You can filter a vocabulary with a frequency threshold (e.g. 10) like so:

[6]:
over10 = myvocab[myvocab.freq > 10]
over10
[6]:
[('the/D', 53),('boy/N', 25),('girl/N', 21),('eat/V', 22),('apple/N', 21),('be/V', 11)]
[7]:
top3 = myvocab[:3]
top3
[7]:
[('the/D', 53),('boy/N', 25),('eat/V', 22)]

You can also use regular expressions on names of the items to filter your vocabulary:

[8]:
nouns = myvocab[myvocab.match('item', '^..+/N.*')]
nouns
[8]:
[('boy/N', 25),('girl/N', 21),('apple/N', 21),('baby/N', 2),('food/N', 4),('house/N', 1),('year/N', 3)]

If you have a list of items, as you could receive from myvocab.get_item_list(), you can use it to get a subset with myvocab.subvocab(list_of_items). If one of the items is not present in the vocabulary, it will be included in the subset, with frequency 0.

[9]:
myvocab.subvocab(['boy/N', 'girl/N', 'vector/N'])
[9]:
[('boy/N', 25),('girl/N', 21),('vector/N', 0)]

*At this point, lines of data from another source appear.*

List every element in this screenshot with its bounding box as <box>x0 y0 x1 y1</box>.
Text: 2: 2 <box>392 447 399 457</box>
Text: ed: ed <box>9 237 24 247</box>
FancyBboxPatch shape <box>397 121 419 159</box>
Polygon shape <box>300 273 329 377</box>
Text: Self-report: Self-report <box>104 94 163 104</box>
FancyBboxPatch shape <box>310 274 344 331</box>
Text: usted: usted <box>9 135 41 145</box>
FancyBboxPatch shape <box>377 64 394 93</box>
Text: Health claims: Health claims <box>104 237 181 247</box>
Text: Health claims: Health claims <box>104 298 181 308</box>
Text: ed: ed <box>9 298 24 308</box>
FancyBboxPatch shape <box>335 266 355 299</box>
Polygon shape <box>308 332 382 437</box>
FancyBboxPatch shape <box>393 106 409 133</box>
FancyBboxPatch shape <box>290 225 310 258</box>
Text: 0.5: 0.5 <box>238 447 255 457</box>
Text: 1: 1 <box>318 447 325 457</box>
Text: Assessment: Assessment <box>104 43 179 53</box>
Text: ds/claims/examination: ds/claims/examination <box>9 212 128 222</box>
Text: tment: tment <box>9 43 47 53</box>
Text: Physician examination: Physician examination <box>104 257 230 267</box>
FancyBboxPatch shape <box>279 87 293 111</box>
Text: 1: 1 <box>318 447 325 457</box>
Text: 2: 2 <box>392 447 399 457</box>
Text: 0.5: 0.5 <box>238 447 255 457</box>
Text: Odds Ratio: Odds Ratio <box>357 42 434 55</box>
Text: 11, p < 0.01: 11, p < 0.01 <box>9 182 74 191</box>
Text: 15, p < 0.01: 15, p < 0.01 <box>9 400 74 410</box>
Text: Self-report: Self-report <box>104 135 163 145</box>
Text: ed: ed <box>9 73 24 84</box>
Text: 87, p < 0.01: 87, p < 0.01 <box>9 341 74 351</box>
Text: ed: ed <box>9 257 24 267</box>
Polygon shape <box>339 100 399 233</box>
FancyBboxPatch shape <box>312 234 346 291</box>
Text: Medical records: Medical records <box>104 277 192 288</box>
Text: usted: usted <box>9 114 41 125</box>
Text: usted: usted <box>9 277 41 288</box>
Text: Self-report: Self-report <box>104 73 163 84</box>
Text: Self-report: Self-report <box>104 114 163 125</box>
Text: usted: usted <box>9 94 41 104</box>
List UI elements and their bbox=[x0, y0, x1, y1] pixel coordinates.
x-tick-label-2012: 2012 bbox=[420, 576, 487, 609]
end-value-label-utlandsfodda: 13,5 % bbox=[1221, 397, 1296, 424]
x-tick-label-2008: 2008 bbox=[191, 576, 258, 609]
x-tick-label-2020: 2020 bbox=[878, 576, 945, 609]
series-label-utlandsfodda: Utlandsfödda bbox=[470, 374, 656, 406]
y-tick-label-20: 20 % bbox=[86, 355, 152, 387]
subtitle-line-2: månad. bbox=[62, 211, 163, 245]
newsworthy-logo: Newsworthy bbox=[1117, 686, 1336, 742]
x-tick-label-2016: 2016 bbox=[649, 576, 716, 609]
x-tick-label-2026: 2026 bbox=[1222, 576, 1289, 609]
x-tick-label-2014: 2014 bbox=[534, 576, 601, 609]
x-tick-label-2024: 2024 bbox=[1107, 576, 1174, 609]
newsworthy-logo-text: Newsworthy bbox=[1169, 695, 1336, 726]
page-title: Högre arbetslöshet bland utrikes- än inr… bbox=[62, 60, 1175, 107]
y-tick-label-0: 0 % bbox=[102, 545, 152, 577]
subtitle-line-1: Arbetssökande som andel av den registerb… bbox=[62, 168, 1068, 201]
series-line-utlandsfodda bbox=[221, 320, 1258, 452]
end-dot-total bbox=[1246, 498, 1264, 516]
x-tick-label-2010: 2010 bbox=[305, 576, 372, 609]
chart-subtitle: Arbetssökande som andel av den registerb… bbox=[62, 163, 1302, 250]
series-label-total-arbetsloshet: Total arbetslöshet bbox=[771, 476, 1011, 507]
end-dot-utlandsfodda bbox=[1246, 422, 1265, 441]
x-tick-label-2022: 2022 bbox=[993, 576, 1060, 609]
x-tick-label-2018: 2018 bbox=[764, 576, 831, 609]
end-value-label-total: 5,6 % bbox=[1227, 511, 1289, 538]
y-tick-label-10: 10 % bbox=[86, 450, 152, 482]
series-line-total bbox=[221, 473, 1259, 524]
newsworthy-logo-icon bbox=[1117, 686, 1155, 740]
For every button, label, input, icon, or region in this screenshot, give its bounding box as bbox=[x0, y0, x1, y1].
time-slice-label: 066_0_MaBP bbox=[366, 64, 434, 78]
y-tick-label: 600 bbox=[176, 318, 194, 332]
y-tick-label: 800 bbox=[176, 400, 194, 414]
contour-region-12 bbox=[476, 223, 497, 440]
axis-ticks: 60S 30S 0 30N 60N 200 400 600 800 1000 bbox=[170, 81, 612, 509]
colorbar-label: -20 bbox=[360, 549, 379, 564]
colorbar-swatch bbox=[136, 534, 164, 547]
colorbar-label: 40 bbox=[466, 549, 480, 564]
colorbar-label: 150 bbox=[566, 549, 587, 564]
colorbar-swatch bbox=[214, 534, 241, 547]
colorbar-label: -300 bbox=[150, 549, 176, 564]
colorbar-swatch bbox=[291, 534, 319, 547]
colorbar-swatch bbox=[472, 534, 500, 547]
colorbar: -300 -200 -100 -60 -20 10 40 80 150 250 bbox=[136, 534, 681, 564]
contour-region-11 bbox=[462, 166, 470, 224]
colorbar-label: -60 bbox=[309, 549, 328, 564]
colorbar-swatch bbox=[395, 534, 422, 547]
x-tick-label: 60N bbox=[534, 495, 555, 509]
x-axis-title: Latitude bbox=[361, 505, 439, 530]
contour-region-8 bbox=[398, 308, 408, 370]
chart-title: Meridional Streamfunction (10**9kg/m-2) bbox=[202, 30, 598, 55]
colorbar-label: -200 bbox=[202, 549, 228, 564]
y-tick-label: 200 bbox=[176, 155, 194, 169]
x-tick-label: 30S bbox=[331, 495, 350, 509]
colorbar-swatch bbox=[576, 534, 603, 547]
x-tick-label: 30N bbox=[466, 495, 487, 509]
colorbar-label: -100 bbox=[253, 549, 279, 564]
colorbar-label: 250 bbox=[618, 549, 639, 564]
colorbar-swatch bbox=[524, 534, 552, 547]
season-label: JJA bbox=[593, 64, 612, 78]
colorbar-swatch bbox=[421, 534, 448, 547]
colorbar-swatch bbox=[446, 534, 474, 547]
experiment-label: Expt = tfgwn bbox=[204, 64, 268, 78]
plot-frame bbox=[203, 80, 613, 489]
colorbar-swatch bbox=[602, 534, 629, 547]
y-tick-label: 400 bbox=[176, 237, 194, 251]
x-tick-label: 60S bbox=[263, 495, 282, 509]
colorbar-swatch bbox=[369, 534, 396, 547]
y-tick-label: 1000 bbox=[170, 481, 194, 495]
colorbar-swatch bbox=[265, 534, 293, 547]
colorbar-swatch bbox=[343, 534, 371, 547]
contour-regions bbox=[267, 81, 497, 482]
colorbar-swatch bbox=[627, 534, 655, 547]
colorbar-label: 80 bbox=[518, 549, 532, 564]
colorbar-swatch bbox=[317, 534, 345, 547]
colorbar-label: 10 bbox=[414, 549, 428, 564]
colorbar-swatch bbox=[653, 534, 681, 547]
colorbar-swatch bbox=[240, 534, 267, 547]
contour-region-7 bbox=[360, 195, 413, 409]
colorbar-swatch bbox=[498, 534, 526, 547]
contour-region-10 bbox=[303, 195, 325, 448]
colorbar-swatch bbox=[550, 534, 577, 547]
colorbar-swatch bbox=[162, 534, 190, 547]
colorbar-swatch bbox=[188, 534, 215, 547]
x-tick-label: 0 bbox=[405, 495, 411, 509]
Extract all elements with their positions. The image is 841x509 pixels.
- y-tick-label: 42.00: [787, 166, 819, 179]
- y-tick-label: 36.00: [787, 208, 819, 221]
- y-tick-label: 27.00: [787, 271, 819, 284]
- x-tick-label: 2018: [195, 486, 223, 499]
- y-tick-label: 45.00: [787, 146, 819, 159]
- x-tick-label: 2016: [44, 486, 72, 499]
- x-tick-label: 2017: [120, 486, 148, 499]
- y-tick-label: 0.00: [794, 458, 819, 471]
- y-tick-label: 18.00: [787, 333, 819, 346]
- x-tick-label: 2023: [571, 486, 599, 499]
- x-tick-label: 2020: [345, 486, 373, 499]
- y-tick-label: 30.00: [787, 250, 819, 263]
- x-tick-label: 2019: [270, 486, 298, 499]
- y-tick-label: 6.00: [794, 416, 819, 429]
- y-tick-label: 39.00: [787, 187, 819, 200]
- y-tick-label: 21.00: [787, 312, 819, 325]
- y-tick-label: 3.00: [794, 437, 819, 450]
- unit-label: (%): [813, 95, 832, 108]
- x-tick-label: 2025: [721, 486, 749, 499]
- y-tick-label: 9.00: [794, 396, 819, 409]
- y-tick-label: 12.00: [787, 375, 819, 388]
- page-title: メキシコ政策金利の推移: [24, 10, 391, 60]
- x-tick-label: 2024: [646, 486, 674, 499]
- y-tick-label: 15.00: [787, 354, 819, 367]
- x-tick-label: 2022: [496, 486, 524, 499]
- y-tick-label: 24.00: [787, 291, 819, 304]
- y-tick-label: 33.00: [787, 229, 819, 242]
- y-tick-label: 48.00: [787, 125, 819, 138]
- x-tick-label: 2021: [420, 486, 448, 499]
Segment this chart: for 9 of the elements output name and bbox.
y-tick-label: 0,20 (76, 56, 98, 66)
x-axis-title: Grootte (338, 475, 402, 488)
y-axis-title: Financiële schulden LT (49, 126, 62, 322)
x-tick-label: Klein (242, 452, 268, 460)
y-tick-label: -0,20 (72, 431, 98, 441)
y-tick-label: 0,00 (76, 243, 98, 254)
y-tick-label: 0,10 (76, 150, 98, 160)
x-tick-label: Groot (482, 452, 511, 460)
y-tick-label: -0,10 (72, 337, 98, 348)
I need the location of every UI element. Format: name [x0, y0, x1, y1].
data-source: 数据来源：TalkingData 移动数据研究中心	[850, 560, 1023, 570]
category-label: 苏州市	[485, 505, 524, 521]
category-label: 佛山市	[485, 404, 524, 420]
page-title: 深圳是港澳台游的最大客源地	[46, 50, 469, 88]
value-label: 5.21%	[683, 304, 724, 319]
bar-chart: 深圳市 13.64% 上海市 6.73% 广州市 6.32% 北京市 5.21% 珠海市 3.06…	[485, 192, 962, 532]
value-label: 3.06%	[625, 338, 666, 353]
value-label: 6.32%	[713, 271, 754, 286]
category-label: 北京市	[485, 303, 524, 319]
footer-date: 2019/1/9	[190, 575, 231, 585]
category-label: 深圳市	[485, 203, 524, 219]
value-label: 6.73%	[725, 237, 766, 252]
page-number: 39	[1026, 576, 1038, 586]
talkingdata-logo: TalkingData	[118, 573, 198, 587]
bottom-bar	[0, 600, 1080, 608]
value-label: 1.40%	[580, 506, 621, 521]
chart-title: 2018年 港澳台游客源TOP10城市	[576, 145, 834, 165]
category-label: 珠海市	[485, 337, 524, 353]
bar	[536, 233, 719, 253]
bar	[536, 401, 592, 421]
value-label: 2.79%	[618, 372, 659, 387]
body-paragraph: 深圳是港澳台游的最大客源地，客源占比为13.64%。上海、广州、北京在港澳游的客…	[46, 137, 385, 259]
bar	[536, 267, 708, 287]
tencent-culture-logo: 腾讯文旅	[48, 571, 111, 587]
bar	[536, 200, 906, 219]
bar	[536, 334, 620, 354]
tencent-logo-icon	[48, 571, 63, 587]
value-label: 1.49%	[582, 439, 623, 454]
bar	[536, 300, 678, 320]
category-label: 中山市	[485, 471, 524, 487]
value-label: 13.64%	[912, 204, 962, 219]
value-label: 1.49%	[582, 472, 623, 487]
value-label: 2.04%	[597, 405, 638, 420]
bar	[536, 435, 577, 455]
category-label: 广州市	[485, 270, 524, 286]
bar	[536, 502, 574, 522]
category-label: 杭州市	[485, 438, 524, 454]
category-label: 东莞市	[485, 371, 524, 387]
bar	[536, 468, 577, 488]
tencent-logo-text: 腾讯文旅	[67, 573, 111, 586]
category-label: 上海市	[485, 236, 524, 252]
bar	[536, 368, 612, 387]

If you feel comfortable manipulating Pandas dataframe, you can transform the vocabulary list into a dataframe with myvocab.dataframe and then feed the output back to Vocab() to turn it into a Vocab object again.

[10]:
vocab_df = myvocab.dataframe
vocab_df.head()
[10]:
item freq
0 the/D 53
1 boy/N 25
2 eat/V 22
3 apple/N 21
4 girl/N 21
[11]:
Vocab(vocab_df)
[11]:
[('the/D', 53),('boy/N', 25),('eat/V', 22) ... ('very/R', 1),('which/W', 1),('without/I', 1)]

Dictionaries and lists

Even though the Vocab class is based on a dictionary, it is possible to slice it with indices based on a descending-frequency order: myvocab['word'] will return the ‘word’ item in the vocabulary, and myvocab[3:5] will return the third and fourth most frequent items.

However, when you obtain the list of items with myvocab.get_item_list(), by default they are sorted in ascending alphabetical order:

[12]:
myvocab[3:5].get_item_list()
[12]:
['apple/N', 'girl/N']
[13]:
myvocab.get_item_list()[3:5]
[13]:
['about/I', 'about/R']

If you want to obtain the item list in descending frequency order, you must specify different values for the arguments of the get_item_list() method:

[14]:
myvocab.get_item_list(sorting = 'freq', descending=True)[3:5]
[14]:
['apple/N', 'girl/N']

Finally, remember that selecting from a dictionary is much more efficient than selecting from a list. For example, if you want to identify the items in list A that are present in myvocab, the comprehension list [x for x in A if x in myvocab] is faster than [x for x in A if x in myvocab.get_item_list()] (especially if the vocabulary is very large).